Emotions were running high, as they had been for Martin Barrass, breaking down theatre’s fourth wall to speak from the heart at every performance since news broke a fortnight ago that Berwick Kaler, already retired from playing the dame, would not be asked to co-direct or write the 2020 show. “This cast and this band” would not be back either, said Barrass. “A decision that is nothing to do with us. If it was, we would be back each year until we drop.”
Back to Dame Berwick, who found himself feeling “more emotional” now, in this house of York winter of discontent, than in his valedictory speech at The Grand Old Dame Of York last February. Not for himself, he said, but for all those on stage with him who had given so many years – “some for half their lives” – to the Theatre Royal.

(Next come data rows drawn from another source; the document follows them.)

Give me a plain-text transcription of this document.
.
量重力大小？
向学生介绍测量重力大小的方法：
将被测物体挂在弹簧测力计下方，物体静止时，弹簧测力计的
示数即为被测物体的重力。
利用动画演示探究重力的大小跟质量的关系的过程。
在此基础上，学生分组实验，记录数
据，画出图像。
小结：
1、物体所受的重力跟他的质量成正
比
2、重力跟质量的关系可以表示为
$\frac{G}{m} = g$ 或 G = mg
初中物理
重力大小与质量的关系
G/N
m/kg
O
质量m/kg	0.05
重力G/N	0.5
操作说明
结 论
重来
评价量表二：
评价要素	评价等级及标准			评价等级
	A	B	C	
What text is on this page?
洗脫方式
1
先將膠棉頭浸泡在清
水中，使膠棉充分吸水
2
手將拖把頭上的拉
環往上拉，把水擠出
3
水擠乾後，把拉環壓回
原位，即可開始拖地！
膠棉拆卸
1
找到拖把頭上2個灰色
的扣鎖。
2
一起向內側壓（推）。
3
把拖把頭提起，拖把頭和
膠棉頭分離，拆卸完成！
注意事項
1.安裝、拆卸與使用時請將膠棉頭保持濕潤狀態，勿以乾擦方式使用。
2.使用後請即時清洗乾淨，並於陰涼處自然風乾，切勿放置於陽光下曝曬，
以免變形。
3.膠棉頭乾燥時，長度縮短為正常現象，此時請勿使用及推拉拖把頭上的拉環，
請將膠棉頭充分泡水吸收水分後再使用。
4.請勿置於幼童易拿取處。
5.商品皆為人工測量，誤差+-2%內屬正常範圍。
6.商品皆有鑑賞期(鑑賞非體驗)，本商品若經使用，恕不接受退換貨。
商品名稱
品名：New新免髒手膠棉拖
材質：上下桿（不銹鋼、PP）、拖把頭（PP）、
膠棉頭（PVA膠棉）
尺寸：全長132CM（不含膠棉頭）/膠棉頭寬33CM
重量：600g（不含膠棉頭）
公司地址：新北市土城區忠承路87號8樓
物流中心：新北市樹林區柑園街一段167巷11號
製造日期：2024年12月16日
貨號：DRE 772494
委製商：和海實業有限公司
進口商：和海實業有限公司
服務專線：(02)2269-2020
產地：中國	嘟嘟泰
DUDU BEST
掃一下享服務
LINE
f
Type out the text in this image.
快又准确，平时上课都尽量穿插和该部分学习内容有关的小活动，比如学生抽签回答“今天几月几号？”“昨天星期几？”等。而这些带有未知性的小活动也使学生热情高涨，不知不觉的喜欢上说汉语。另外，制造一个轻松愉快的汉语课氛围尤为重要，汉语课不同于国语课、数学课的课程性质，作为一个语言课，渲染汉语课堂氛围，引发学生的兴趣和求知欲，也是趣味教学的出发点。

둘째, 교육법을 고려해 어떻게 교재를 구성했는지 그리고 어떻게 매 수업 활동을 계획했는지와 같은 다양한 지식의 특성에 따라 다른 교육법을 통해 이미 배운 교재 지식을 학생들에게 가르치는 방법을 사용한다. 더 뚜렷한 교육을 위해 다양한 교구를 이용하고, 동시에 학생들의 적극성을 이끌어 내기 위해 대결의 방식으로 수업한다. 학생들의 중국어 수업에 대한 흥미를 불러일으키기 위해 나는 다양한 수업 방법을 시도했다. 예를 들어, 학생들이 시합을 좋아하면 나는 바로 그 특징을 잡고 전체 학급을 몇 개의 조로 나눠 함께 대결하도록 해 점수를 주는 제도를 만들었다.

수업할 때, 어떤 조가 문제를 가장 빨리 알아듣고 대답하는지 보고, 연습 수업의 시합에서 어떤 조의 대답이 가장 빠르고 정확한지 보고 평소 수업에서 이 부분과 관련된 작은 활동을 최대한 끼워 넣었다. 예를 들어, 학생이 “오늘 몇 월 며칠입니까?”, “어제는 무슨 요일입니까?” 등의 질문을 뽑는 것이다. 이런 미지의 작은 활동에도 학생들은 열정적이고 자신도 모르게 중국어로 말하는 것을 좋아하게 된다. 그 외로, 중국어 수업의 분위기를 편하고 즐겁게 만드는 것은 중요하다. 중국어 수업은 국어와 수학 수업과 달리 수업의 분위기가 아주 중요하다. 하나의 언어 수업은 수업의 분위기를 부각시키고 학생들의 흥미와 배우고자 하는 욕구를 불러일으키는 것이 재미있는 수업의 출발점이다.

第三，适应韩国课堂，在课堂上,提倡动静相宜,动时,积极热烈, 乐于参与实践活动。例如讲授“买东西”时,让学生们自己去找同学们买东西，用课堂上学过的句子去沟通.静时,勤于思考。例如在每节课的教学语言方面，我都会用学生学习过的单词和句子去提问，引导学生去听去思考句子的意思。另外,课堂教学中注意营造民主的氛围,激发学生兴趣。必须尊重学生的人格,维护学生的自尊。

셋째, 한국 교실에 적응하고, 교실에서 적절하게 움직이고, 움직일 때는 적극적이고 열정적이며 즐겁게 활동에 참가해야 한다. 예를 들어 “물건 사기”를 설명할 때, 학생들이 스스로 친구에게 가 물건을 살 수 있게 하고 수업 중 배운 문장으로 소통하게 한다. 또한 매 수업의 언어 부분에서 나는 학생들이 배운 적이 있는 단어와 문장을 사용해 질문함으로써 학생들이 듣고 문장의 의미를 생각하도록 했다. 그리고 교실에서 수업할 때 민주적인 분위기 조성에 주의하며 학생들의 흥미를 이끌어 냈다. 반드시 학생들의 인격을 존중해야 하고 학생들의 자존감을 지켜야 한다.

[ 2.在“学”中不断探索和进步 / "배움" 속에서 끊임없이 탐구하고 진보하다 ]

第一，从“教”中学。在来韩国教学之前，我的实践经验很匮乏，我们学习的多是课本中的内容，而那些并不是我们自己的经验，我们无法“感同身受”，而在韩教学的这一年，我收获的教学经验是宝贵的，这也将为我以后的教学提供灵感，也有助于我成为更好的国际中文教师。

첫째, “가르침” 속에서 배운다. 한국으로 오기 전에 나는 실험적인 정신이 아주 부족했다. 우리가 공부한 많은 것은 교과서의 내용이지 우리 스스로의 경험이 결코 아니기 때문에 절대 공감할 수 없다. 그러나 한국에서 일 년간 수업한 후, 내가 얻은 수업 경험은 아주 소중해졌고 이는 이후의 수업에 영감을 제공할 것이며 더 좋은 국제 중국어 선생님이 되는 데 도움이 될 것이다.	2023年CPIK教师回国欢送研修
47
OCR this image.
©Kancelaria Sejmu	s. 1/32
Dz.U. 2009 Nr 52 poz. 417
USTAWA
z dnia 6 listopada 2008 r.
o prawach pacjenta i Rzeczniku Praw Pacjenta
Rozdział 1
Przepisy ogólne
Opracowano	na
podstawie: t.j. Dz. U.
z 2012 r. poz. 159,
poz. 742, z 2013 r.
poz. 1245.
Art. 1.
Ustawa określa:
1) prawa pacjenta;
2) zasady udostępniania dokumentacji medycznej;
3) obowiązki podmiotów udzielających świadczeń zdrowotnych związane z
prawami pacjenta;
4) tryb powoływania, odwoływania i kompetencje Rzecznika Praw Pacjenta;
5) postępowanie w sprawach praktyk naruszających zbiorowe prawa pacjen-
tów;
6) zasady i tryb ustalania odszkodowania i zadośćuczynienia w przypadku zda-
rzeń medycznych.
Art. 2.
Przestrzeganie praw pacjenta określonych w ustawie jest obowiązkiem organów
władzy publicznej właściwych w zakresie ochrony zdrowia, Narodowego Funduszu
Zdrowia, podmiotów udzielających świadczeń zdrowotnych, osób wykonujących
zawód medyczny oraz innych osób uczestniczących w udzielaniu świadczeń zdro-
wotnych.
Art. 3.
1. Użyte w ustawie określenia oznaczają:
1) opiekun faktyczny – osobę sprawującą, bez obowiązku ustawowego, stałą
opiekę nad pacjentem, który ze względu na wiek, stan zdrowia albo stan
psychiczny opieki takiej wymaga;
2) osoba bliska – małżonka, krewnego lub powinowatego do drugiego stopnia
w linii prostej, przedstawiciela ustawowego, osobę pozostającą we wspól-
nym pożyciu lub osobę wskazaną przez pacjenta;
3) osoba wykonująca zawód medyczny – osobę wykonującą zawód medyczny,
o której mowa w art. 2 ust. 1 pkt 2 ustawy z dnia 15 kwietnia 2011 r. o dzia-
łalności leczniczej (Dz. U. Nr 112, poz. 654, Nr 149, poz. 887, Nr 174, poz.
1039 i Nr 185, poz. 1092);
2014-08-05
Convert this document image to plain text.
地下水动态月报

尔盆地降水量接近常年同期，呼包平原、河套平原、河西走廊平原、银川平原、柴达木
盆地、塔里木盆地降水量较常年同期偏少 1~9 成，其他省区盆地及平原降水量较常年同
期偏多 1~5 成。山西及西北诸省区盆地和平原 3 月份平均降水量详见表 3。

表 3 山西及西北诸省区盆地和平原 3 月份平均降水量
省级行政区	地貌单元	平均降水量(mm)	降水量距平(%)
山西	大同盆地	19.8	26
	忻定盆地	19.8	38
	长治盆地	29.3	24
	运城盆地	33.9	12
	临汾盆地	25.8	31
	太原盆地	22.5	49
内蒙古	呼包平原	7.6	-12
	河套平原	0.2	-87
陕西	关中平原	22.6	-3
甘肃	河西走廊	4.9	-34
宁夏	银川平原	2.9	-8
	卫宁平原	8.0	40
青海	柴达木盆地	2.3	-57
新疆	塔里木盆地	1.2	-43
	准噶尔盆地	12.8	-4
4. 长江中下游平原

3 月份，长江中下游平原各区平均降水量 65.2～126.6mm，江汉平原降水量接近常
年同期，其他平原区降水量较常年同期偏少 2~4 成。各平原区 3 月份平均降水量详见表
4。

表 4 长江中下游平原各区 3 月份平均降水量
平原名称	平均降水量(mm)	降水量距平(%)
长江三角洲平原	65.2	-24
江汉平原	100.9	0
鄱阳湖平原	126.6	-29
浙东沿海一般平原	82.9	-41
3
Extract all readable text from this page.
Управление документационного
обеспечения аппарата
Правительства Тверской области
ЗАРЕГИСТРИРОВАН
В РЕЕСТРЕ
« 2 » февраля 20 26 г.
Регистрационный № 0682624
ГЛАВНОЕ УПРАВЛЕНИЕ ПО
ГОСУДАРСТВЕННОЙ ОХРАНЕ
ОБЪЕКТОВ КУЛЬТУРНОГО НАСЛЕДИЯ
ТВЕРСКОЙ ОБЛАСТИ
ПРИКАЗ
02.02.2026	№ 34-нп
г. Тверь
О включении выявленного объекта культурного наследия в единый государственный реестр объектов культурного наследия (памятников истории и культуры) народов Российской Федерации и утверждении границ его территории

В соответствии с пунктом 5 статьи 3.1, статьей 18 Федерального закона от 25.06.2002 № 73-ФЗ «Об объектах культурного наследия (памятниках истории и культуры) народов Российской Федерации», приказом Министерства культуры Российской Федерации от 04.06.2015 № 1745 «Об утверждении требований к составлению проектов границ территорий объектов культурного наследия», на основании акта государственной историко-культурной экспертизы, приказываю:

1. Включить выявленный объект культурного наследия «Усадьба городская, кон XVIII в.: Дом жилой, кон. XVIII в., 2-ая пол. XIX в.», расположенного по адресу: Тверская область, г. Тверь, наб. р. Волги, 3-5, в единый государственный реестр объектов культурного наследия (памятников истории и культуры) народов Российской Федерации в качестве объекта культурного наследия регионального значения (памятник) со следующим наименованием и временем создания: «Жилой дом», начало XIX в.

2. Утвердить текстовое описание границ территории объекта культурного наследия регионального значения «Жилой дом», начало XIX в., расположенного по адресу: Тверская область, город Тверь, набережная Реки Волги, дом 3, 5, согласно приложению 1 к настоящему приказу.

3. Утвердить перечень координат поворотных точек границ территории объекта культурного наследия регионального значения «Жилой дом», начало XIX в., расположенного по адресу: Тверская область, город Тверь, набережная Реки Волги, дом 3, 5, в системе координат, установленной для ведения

“I’ve been told I can’t tell you the truth, so I can’t say the truth…but I want to because…I’m b****y furious,” he said. “I don’t want to be political or anything…but someone tell the management that this wonderful, wonderful theatre has been a repertory theatre for 275 years.
“It’s a repertory theatre and that means we put on our own shows for the local population. It’s York’s theatre.”
After reading a letter of support sent that morning to “Berwick Kaler, Acomb”, he resumed: “I just can’t understand that someone can do this to something that does not need fixing…
…We have made money for this theatre for years. How can one man do this to us? I don’t understand it.”
“Anyway, they’ve got three days,” he repeated, before leading company and audience through “We’ll meet again, don’t know where, don’t know when, but I know we’ll meet again some sunny day.”
The final curtain fell, as it always must, but where and when might that sunny day reunion take place? What will happen to Dame Berwick’s three-day deadline? Will he rise again on the third day, and if so, to say or do what amid this collateral dame-age? Watch this space, as newspapers are wont to say.
As for that “one man”, Tom Bird, he and the York Theatre Royal management will announce next winter’s show on February 3. The end and the new beginning all in one.